In our tasting, Paul let me see how Small Vines’s first vintage, the ’05 Russian River, was progressing, and we also tasted the 2006 Sonoma Coast bottling, which also now has a few years of age on it. The ’05 Russian River was good, especially the more vibrant second bottle we tried, but the ’06 was excellent, showing even better, with a few years of age, than it has when I’ve tried it a couple of times before. We then tasted through Small Vines’s recent releases, the 2009s, which were also very strong. For drinking now, I’m enjoying most the Russian River cuvee, but there’s a lot of depth and power to the Baranoff Vineyard bottling, which should be excellent in a couple of years. The MK Vineyard bottling is also gorgeous, but likewise needs a year or two of bottle age before it will be showing at its best.
These are excellent wines that give substance to Paul’s claim that “small vines” resulting from high density plantings can make really great, complex and ageworthy Pinot Noir. I can’t wait to try the Small Vines Chardonnay from the Small Vines estate vineyard when it’s available. I’ve had the chance to sample the small quantity of Chardonnay Paul made from purchased fruit in 2007, and it was quite impressive.
For my detailed tasting notes on the wines I tasted with Paul, see below:
- 2005 Small Vines Wines Pinot Noir – USA, California, Sonoma County, Russian River Valley
1st bottle: Slightly bricking medium cranberry red color with pale meniscus; maturing, herbal, tart cranberry nose; tasty, tart cherry, ripe cranberry, herbal, mineral palate with good balance; medium-plus finish (18-19 mos. in barrel; 1st wine Small Vines produced; Paul Sloan felt this bottle lacked the “brightness and liveliness of fruit” it usually has)

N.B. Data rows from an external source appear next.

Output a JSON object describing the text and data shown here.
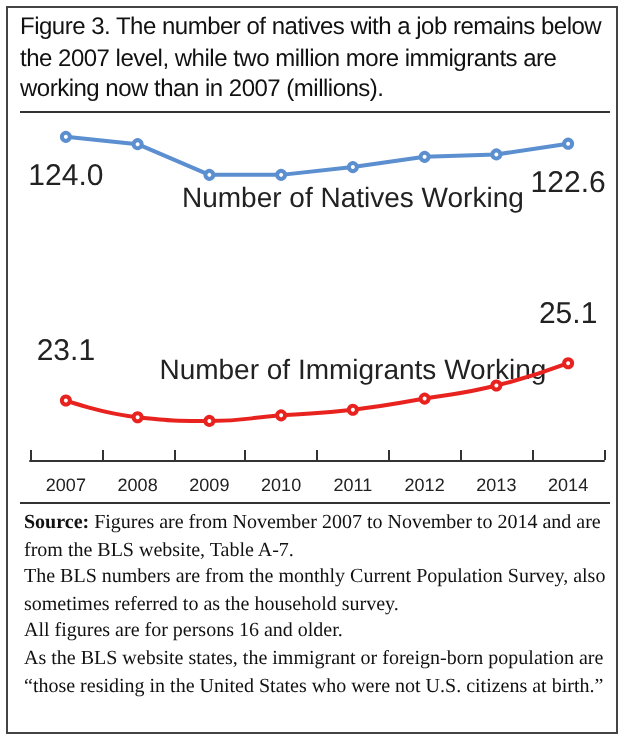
{
  "chart_data": {
    "type": "line",
    "title": "Figure 3. The number of natives with a job remains below the 2007 level, while two million more immigrants are working now than in 2007 (millions).",
    "categories": [
      "2007",
      "2008",
      "2009",
      "2010",
      "2011",
      "2012",
      "2013",
      "2014"
    ],
    "series": [
      {
        "name": "Number of Natives Working",
        "color": "#5b8fd0",
        "values": [
          124.0,
          122.5,
          116.2,
          116.2,
          117.8,
          119.9,
          120.4,
          122.6
        ],
        "value_labels": [
          "124.0",
          null,
          null,
          null,
          null,
          null,
          null,
          "122.6"
        ]
      },
      {
        "name": "Number of Immigrants Working",
        "color": "#e8231f",
        "axis": "y2",
        "values": [
          23.1,
          22.2,
          22.0,
          22.3,
          22.6,
          23.2,
          23.9,
          25.1
        ],
        "value_labels": [
          "23.1",
          null,
          null,
          null,
          null,
          null,
          null,
          "25.1"
        ]
      }
    ],
    "ylim": [
      57.7,
      129.1
    ],
    "y2lim": [
      19.9,
      38.6
    ],
    "tick_labels": "x",
    "grid": false,
    "legend": false,
    "marker": "circle",
    "line_style": "solid",
    "annotations": [
      "Source: Figures are from November 2007 to November to 2014 and are from the BLS website, Table A-7.",
      "The BLS numbers are from the monthly Current Population Survey, also sometimes referred to as the household survey.",
      "All figures are for persons 16 and older.",
      "As the BLS website states, the immigrant or foreign-born population are “those residing in the United States who were not U.S. citizens at birth.”"
    ]
  }
}
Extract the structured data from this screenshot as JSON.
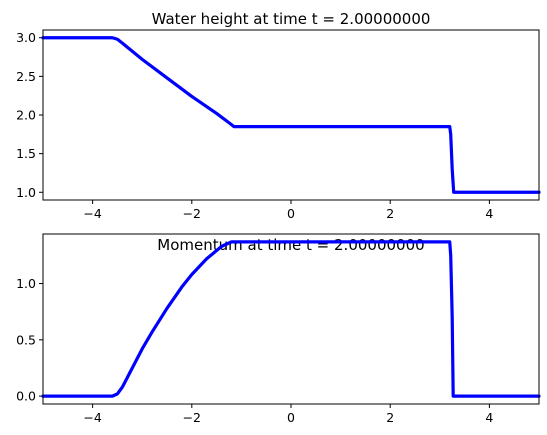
{
  "chart_data": [
    {
      "type": "line",
      "title": "Water height at time t =     2.00000000",
      "xlabel": "",
      "ylabel": "",
      "xlim": [
        -5,
        5
      ],
      "ylim": [
        0.9,
        3.1
      ],
      "xticks": [
        -4,
        -2,
        0,
        2,
        4
      ],
      "yticks": [
        1.0,
        1.5,
        2.0,
        2.5,
        3.0
      ],
      "ytick_labels": [
        "1.0",
        "1.5",
        "2.0",
        "2.5",
        "3.0"
      ],
      "grid": false,
      "color": "#0000ff",
      "x": [
        -5.0,
        -3.6,
        -3.5,
        -3.4,
        -3.0,
        -2.5,
        -2.0,
        -1.5,
        -1.25,
        -1.15,
        3.0,
        3.2,
        3.22,
        3.25,
        3.28,
        3.3,
        5.0
      ],
      "y": [
        3.0,
        3.0,
        2.98,
        2.93,
        2.72,
        2.48,
        2.24,
        2.02,
        1.9,
        1.85,
        1.85,
        1.85,
        1.75,
        1.3,
        1.0,
        1.0,
        1.0
      ]
    },
    {
      "type": "line",
      "title": "Momentum at time t =     2.00000000",
      "xlabel": "",
      "ylabel": "",
      "xlim": [
        -5,
        5
      ],
      "ylim": [
        -0.07,
        1.44
      ],
      "xticks": [
        -4,
        -2,
        0,
        2,
        4
      ],
      "yticks": [
        0.0,
        0.5,
        1.0
      ],
      "ytick_labels": [
        "0.0",
        "0.5",
        "1.0"
      ],
      "grid": false,
      "color": "#0000ff",
      "x": [
        -5.0,
        -3.6,
        -3.5,
        -3.4,
        -3.2,
        -3.0,
        -2.8,
        -2.5,
        -2.2,
        -2.0,
        -1.7,
        -1.4,
        -1.2,
        -1.1,
        3.0,
        3.2,
        3.22,
        3.25,
        3.27,
        3.3,
        5.0
      ],
      "y": [
        0.0,
        0.0,
        0.02,
        0.08,
        0.25,
        0.42,
        0.57,
        0.78,
        0.97,
        1.08,
        1.22,
        1.33,
        1.37,
        1.37,
        1.37,
        1.37,
        1.25,
        0.7,
        0.0,
        0.0,
        0.0
      ]
    }
  ]
}
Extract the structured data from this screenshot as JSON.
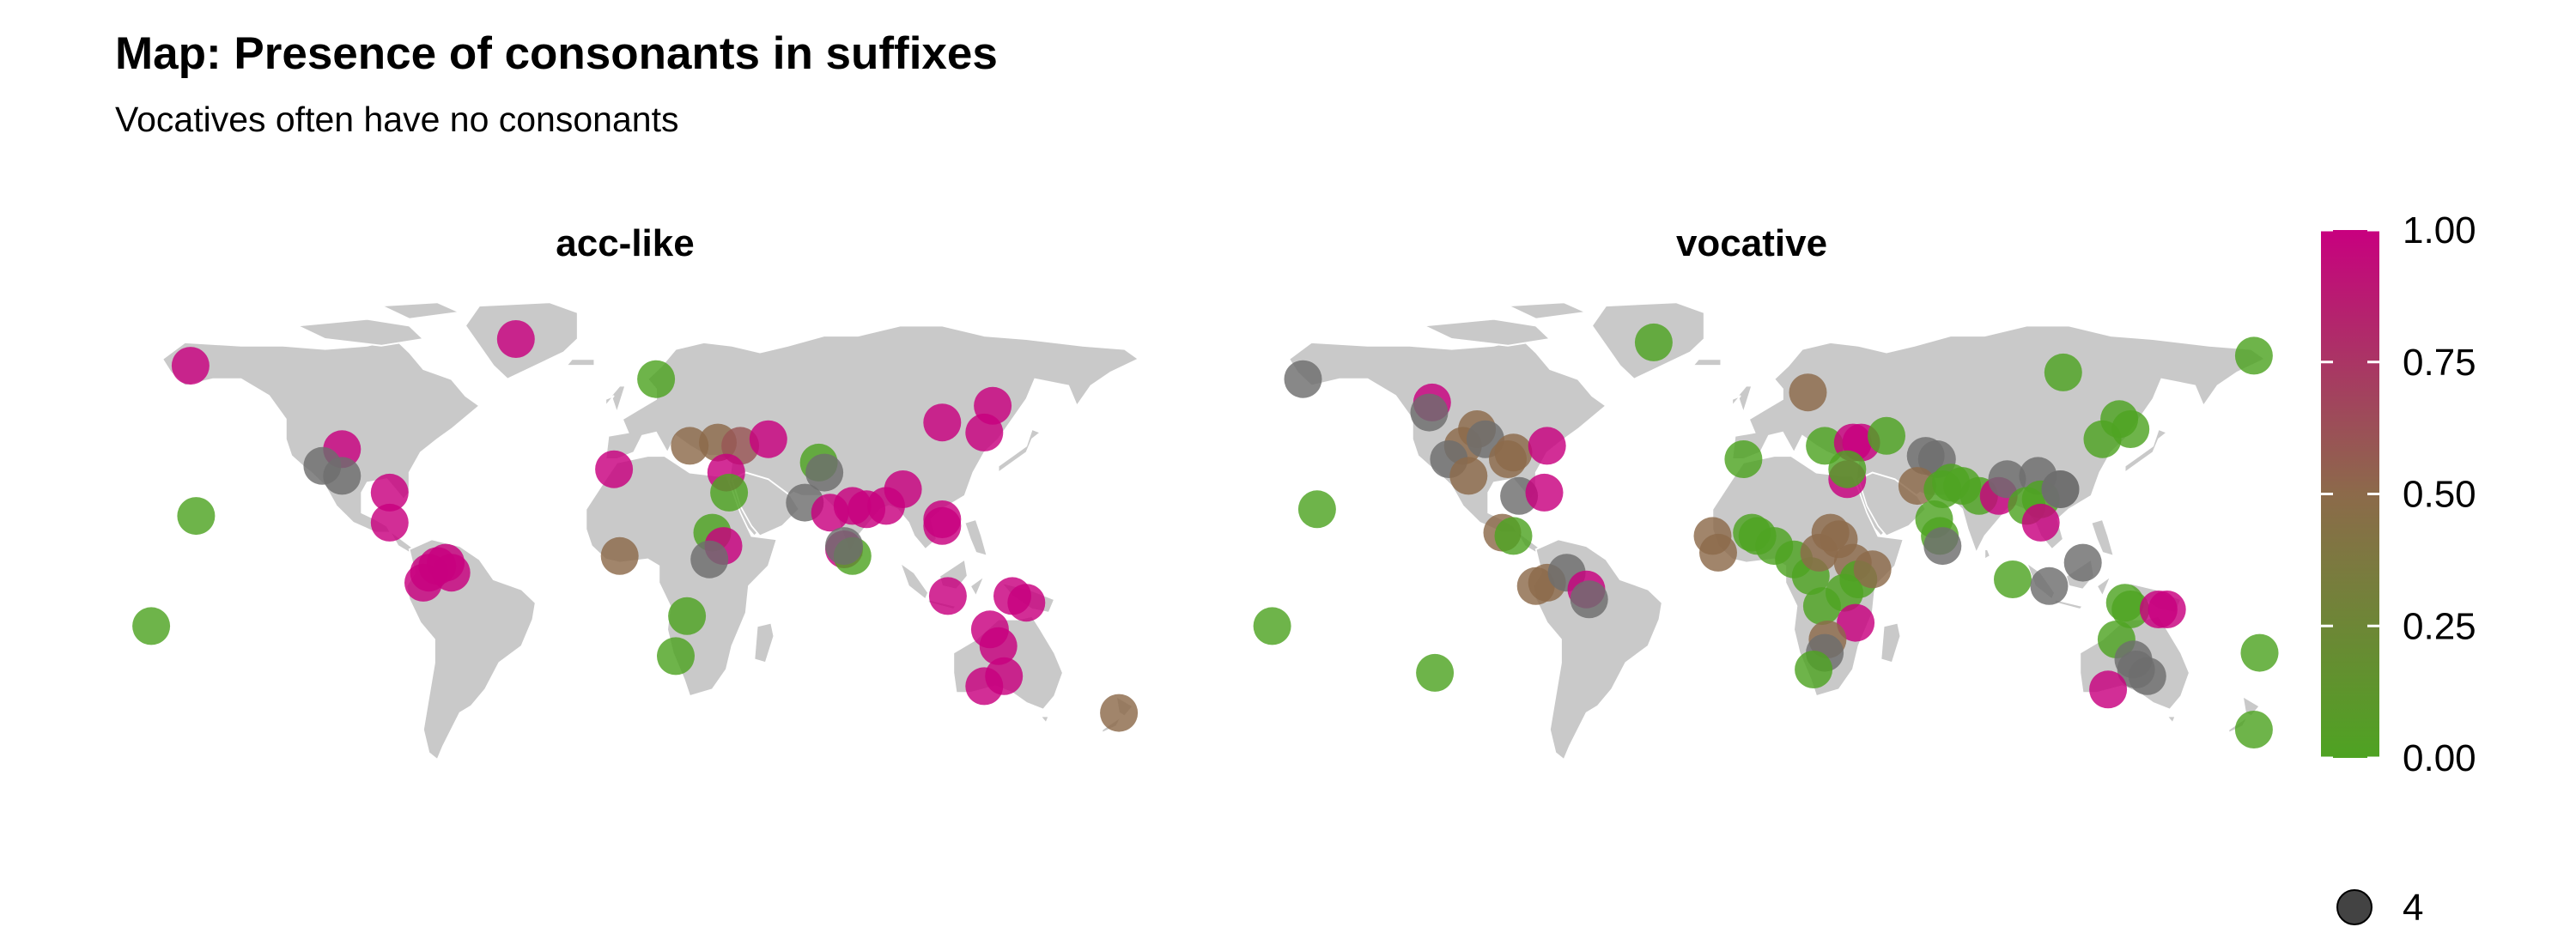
{
  "chart_data": {
    "type": "scatter",
    "title": "Map: Presence of consonants in suffixes",
    "subtitle": "Vocatives often have no consonants",
    "panels": [
      {
        "name": "acc-like",
        "points": [
          {
            "lon": -158,
            "lat": 64,
            "v": 1.0
          },
          {
            "lon": -42,
            "lat": 72,
            "v": 1.0
          },
          {
            "lon": -104,
            "lat": 39,
            "v": 1.0
          },
          {
            "lon": -111,
            "lat": 34,
            "v": null
          },
          {
            "lon": -104,
            "lat": 31,
            "v": null
          },
          {
            "lon": -87,
            "lat": 26,
            "v": 1.0
          },
          {
            "lon": -87,
            "lat": 17,
            "v": 1.0
          },
          {
            "lon": -156,
            "lat": 19,
            "v": 0.0
          },
          {
            "lon": -172,
            "lat": -14,
            "v": 0.0
          },
          {
            "lon": -73,
            "lat": 2,
            "v": 1.0
          },
          {
            "lon": -70,
            "lat": 4,
            "v": 1.0
          },
          {
            "lon": -67,
            "lat": 5,
            "v": 1.0
          },
          {
            "lon": -75,
            "lat": -1,
            "v": 1.0
          },
          {
            "lon": -65,
            "lat": 2,
            "v": 1.0
          },
          {
            "lon": 8,
            "lat": 60,
            "v": 0.0
          },
          {
            "lon": -7,
            "lat": 33,
            "v": 1.0
          },
          {
            "lon": 20,
            "lat": 40,
            "v": 0.5
          },
          {
            "lon": 30,
            "lat": 41,
            "v": 0.5
          },
          {
            "lon": 38,
            "lat": 40,
            "v": 0.6
          },
          {
            "lon": 48,
            "lat": 42,
            "v": 1.0
          },
          {
            "lon": 33,
            "lat": 32,
            "v": 1.0
          },
          {
            "lon": 34,
            "lat": 26,
            "v": 0.0
          },
          {
            "lon": 28,
            "lat": 14,
            "v": 0.0
          },
          {
            "lon": 32,
            "lat": 10,
            "v": 1.0
          },
          {
            "lon": -5,
            "lat": 7,
            "v": 0.5
          },
          {
            "lon": 27,
            "lat": 6,
            "v": null
          },
          {
            "lon": 19,
            "lat": -11,
            "v": 0.0
          },
          {
            "lon": 15,
            "lat": -23,
            "v": 0.0
          },
          {
            "lon": 66,
            "lat": 35,
            "v": 0.0
          },
          {
            "lon": 68,
            "lat": 32,
            "v": null
          },
          {
            "lon": 61,
            "lat": 23,
            "v": null
          },
          {
            "lon": 70,
            "lat": 20,
            "v": 1.0
          },
          {
            "lon": 78,
            "lat": 22,
            "v": 1.0
          },
          {
            "lon": 83,
            "lat": 21,
            "v": 1.0
          },
          {
            "lon": 90,
            "lat": 22,
            "v": 1.0
          },
          {
            "lon": 96,
            "lat": 27,
            "v": 1.0
          },
          {
            "lon": 75,
            "lat": 9,
            "v": 1.0
          },
          {
            "lon": 78,
            "lat": 7,
            "v": 0.0
          },
          {
            "lon": 75,
            "lat": 10,
            "v": null
          },
          {
            "lon": 110,
            "lat": 18,
            "v": 1.0
          },
          {
            "lon": 110,
            "lat": 16,
            "v": 1.0
          },
          {
            "lon": 110,
            "lat": 47,
            "v": 1.0
          },
          {
            "lon": 128,
            "lat": 52,
            "v": 1.0
          },
          {
            "lon": 125,
            "lat": 44,
            "v": 1.0
          },
          {
            "lon": 112,
            "lat": -5,
            "v": 1.0
          },
          {
            "lon": 135,
            "lat": -5,
            "v": 1.0
          },
          {
            "lon": 140,
            "lat": -7,
            "v": 1.0
          },
          {
            "lon": 127,
            "lat": -15,
            "v": 1.0
          },
          {
            "lon": 130,
            "lat": -20,
            "v": 1.0
          },
          {
            "lon": 132,
            "lat": -29,
            "v": 1.0
          },
          {
            "lon": 125,
            "lat": -32,
            "v": 1.0
          },
          {
            "lon": 173,
            "lat": -40,
            "v": 0.5
          }
        ]
      },
      {
        "name": "vocative",
        "points": [
          {
            "lon": -38,
            "lat": 71,
            "v": 0.0
          },
          {
            "lon": -163,
            "lat": 60,
            "v": null
          },
          {
            "lon": -117,
            "lat": 53,
            "v": 1.0
          },
          {
            "lon": -118,
            "lat": 50,
            "v": null
          },
          {
            "lon": -101,
            "lat": 45,
            "v": 0.5
          },
          {
            "lon": -106,
            "lat": 40,
            "v": 0.5
          },
          {
            "lon": -98,
            "lat": 42,
            "v": null
          },
          {
            "lon": -111,
            "lat": 36,
            "v": null
          },
          {
            "lon": -104,
            "lat": 31,
            "v": 0.5
          },
          {
            "lon": -90,
            "lat": 36,
            "v": 0.5
          },
          {
            "lon": -88,
            "lat": 38,
            "v": 0.5
          },
          {
            "lon": -76,
            "lat": 40,
            "v": 1.0
          },
          {
            "lon": -86,
            "lat": 25,
            "v": null
          },
          {
            "lon": -77,
            "lat": 26,
            "v": 1.0
          },
          {
            "lon": -92,
            "lat": 14,
            "v": 0.5
          },
          {
            "lon": -88,
            "lat": 13,
            "v": 0.0
          },
          {
            "lon": -158,
            "lat": 21,
            "v": 0.0
          },
          {
            "lon": -174,
            "lat": -14,
            "v": 0.0
          },
          {
            "lon": -116,
            "lat": -28,
            "v": 0.0
          },
          {
            "lon": -80,
            "lat": -2,
            "v": 0.5
          },
          {
            "lon": -76,
            "lat": -1,
            "v": 0.5
          },
          {
            "lon": -69,
            "lat": 2,
            "v": null
          },
          {
            "lon": -62,
            "lat": -3,
            "v": 1.0
          },
          {
            "lon": -61,
            "lat": -6,
            "v": null
          },
          {
            "lon": 17,
            "lat": 56,
            "v": 0.5
          },
          {
            "lon": -6,
            "lat": 36,
            "v": 0.0
          },
          {
            "lon": 23,
            "lat": 40,
            "v": 0.0
          },
          {
            "lon": 33,
            "lat": 41,
            "v": 1.0
          },
          {
            "lon": 36,
            "lat": 41,
            "v": 1.0
          },
          {
            "lon": 45,
            "lat": 43,
            "v": 0.0
          },
          {
            "lon": 31,
            "lat": 30,
            "v": 1.0
          },
          {
            "lon": 31,
            "lat": 33,
            "v": 0.0
          },
          {
            "lon": 59,
            "lat": 37,
            "v": null
          },
          {
            "lon": 63,
            "lat": 36,
            "v": null
          },
          {
            "lon": 56,
            "lat": 28,
            "v": 0.5
          },
          {
            "lon": 65,
            "lat": 27,
            "v": 0.0
          },
          {
            "lon": 68,
            "lat": 29,
            "v": 0.0
          },
          {
            "lon": 72,
            "lat": 28,
            "v": 0.0
          },
          {
            "lon": 78,
            "lat": 25,
            "v": 0.0
          },
          {
            "lon": 85,
            "lat": 25,
            "v": 1.0
          },
          {
            "lon": 88,
            "lat": 30,
            "v": null
          },
          {
            "lon": 99,
            "lat": 31,
            "v": null
          },
          {
            "lon": 95,
            "lat": 22,
            "v": 0.0
          },
          {
            "lon": 100,
            "lat": 24,
            "v": 0.0
          },
          {
            "lon": 107,
            "lat": 27,
            "v": null
          },
          {
            "lon": 107,
            "lat": 27,
            "v": null
          },
          {
            "lon": 100,
            "lat": 17,
            "v": 1.0
          },
          {
            "lon": 62,
            "lat": 18,
            "v": 0.0
          },
          {
            "lon": 64,
            "lat": 13,
            "v": 0.0
          },
          {
            "lon": 65,
            "lat": 10,
            "v": null
          },
          {
            "lon": 90,
            "lat": 0,
            "v": 0.0
          },
          {
            "lon": 103,
            "lat": -2,
            "v": null
          },
          {
            "lon": 115,
            "lat": 5,
            "v": null
          },
          {
            "lon": 130,
            "lat": -7,
            "v": 0.0
          },
          {
            "lon": 132,
            "lat": -9,
            "v": 0.0
          },
          {
            "lon": 142,
            "lat": -9,
            "v": 1.0
          },
          {
            "lon": 145,
            "lat": -9,
            "v": 1.0
          },
          {
            "lon": 127,
            "lat": -18,
            "v": 0.0
          },
          {
            "lon": 133,
            "lat": -24,
            "v": null
          },
          {
            "lon": 134,
            "lat": -27,
            "v": null
          },
          {
            "lon": 138,
            "lat": -29,
            "v": null
          },
          {
            "lon": 124,
            "lat": -33,
            "v": 1.0
          },
          {
            "lon": 178,
            "lat": -22,
            "v": 0.0
          },
          {
            "lon": 176,
            "lat": -45,
            "v": 0.0
          },
          {
            "lon": 108,
            "lat": 62,
            "v": 0.0
          },
          {
            "lon": 176,
            "lat": 67,
            "v": 0.0
          },
          {
            "lon": 128,
            "lat": 48,
            "v": 0.0
          },
          {
            "lon": 132,
            "lat": 45,
            "v": 0.0
          },
          {
            "lon": 122,
            "lat": 42,
            "v": 0.0
          },
          {
            "lon": -15,
            "lat": 8,
            "v": 0.5
          },
          {
            "lon": -17,
            "lat": 13,
            "v": 0.5
          },
          {
            "lon": -3,
            "lat": 14,
            "v": 0.0
          },
          {
            "lon": -1,
            "lat": 13,
            "v": 0.0
          },
          {
            "lon": 5,
            "lat": 10,
            "v": 0.0
          },
          {
            "lon": 12,
            "lat": 6,
            "v": 0.0
          },
          {
            "lon": 18,
            "lat": 1,
            "v": 0.0
          },
          {
            "lon": 21,
            "lat": 8,
            "v": 0.5
          },
          {
            "lon": 25,
            "lat": 14,
            "v": 0.5
          },
          {
            "lon": 28,
            "lat": 12,
            "v": 0.5
          },
          {
            "lon": 33,
            "lat": 5,
            "v": 0.5
          },
          {
            "lon": 35,
            "lat": 0,
            "v": 0.0
          },
          {
            "lon": 40,
            "lat": 3,
            "v": 0.5
          },
          {
            "lon": 22,
            "lat": -8,
            "v": 0.0
          },
          {
            "lon": 30,
            "lat": -4,
            "v": 0.0
          },
          {
            "lon": 34,
            "lat": -13,
            "v": 1.0
          },
          {
            "lon": 24,
            "lat": -18,
            "v": 0.5
          },
          {
            "lon": 23,
            "lat": -22,
            "v": null
          },
          {
            "lon": 19,
            "lat": -27,
            "v": 0.0
          }
        ]
      }
    ],
    "colorbar": {
      "ticks": [
        1.0,
        0.75,
        0.5,
        0.25,
        0.0
      ],
      "labels": [
        "1.00",
        "0.75",
        "0.50",
        "0.25",
        "0.00"
      ],
      "range": [
        0,
        1
      ]
    },
    "size_legend": {
      "label": "4"
    },
    "colors": {
      "high": "#c8007f",
      "mid": "#8c6a4a",
      "low": "#4ea322",
      "missing": "#6e6e6e",
      "land": "#c9c9c9"
    }
  }
}
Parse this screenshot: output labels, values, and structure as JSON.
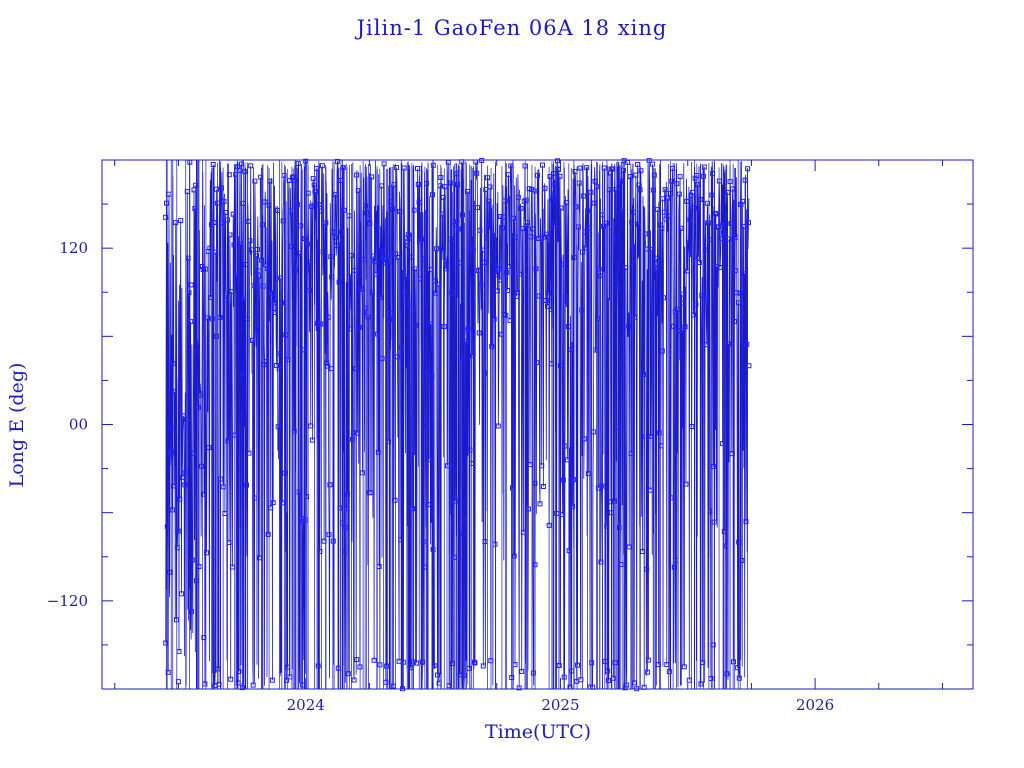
{
  "chart_data": {
    "type": "scatter",
    "title": "Jilin-1 GaoFen 06A 18 xing",
    "xlabel": "Time(UTC)",
    "ylabel": "Long E (deg)",
    "xlim": [
      2023.2,
      2026.62
    ],
    "ylim": [
      -180,
      180
    ],
    "x_ticks": [
      "2024",
      "2025",
      "2026"
    ],
    "y_ticks": [
      "120",
      "00",
      "−120"
    ],
    "grid": false,
    "marker": "square",
    "connected": true,
    "data_start": 2023.45,
    "data_end": 2025.74,
    "upper_band_lon": [
      30,
      180
    ],
    "upper_band_from": 2023.62,
    "sample_series": [
      {
        "x": 2023.45,
        "y": 141
      },
      {
        "x": 2023.47,
        "y": -20
      },
      {
        "x": 2023.5,
        "y": -175
      },
      {
        "x": 2023.55,
        "y": 95
      },
      {
        "x": 2023.6,
        "y": -145
      },
      {
        "x": 2023.65,
        "y": 60
      },
      {
        "x": 2023.7,
        "y": 170
      },
      {
        "x": 2023.75,
        "y": 35
      },
      {
        "x": 2023.8,
        "y": -50
      },
      {
        "x": 2023.9,
        "y": 40
      },
      {
        "x": 2024.0,
        "y": -65
      },
      {
        "x": 2024.1,
        "y": 38
      },
      {
        "x": 2024.2,
        "y": -160
      },
      {
        "x": 2024.3,
        "y": 45
      },
      {
        "x": 2024.5,
        "y": -85
      },
      {
        "x": 2024.7,
        "y": 35
      },
      {
        "x": 2024.9,
        "y": -40
      },
      {
        "x": 2025.0,
        "y": 40
      },
      {
        "x": 2025.2,
        "y": -60
      },
      {
        "x": 2025.4,
        "y": 50
      },
      {
        "x": 2025.6,
        "y": -150
      },
      {
        "x": 2025.7,
        "y": -80
      },
      {
        "x": 2025.74,
        "y": 40
      }
    ]
  }
}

2nd bottle: Slightly bricking medium cranberry red color with pale meniscus; nice, mature, subtly spicy cherry, raspberry nose with a touch of herbs; nice, vibrant, tart cherry, raspberry, black raspberry palate with integrated oak spice; medium-plus finish 91+ points (91 pts.)
- 2006 Small Vines Wines Pinot Noir – USA, California, Sonoma County, Sonoma Coast
Medium dark cherry red color with 1 millimeter clear meniscus; rich, ripe raspberry, black cherry, black raspberry, black cherry nose; tasty, rich with fruit but elegant, black cherry, black raspberry palate with subtle spice and good balance; medium-plus finish (1st vintage of wine from Matt and Ann Keller’s MK vineyard, planted in 1999 to Dijon clones 667, 666, 115 and 114) (93 pts.)
- 2009 Small Vines Wines Pinot Noir – USA, California, Sonoma County, Russian River Valley
Medium dark ruby color with pale meniscus; very appealing, ripe cherry, floral, baked cherry, black cherry, black raspberry nose with a touch of herbs and hint of roses; tasty, rich but balanced, ripe raspberry, ripe cherry, delicious red fruit with a plush core of tart cherry; medium-plus finish (14 mos. in barrel) (93 pts.)
- 2009 Small Vines Wines Pinot Noir MK Vineyard – USA, California, Sonoma County, Sonoma Coast
Dark ruby olor with pale meniscus; really gorgeous, floral, rich raspberry, black cherry, black raspberry, subtle berry and spice nose; elegant, youthful, silky textured, ripe black raspberry, black cherry, rosehips palate with a touch of cinnamon; could use another year or so and go for 10+ years; medium-plus finish 92+ points (92 pts.)
- 2009 Small Vines Wines Pinot Noir Baranoff Vineyard – USA, California, Sonoma County, Russian River Valley
Very dark ruby color; youthful, intense black cherry, black raspberry, deep and brooding nose; tight, youthful, rich, complex, black cherry, blackberry, black raspberry, berry palate; needs 2 years; medium-plus finish 92+ points (about 10% whole cluster) (92 pts.)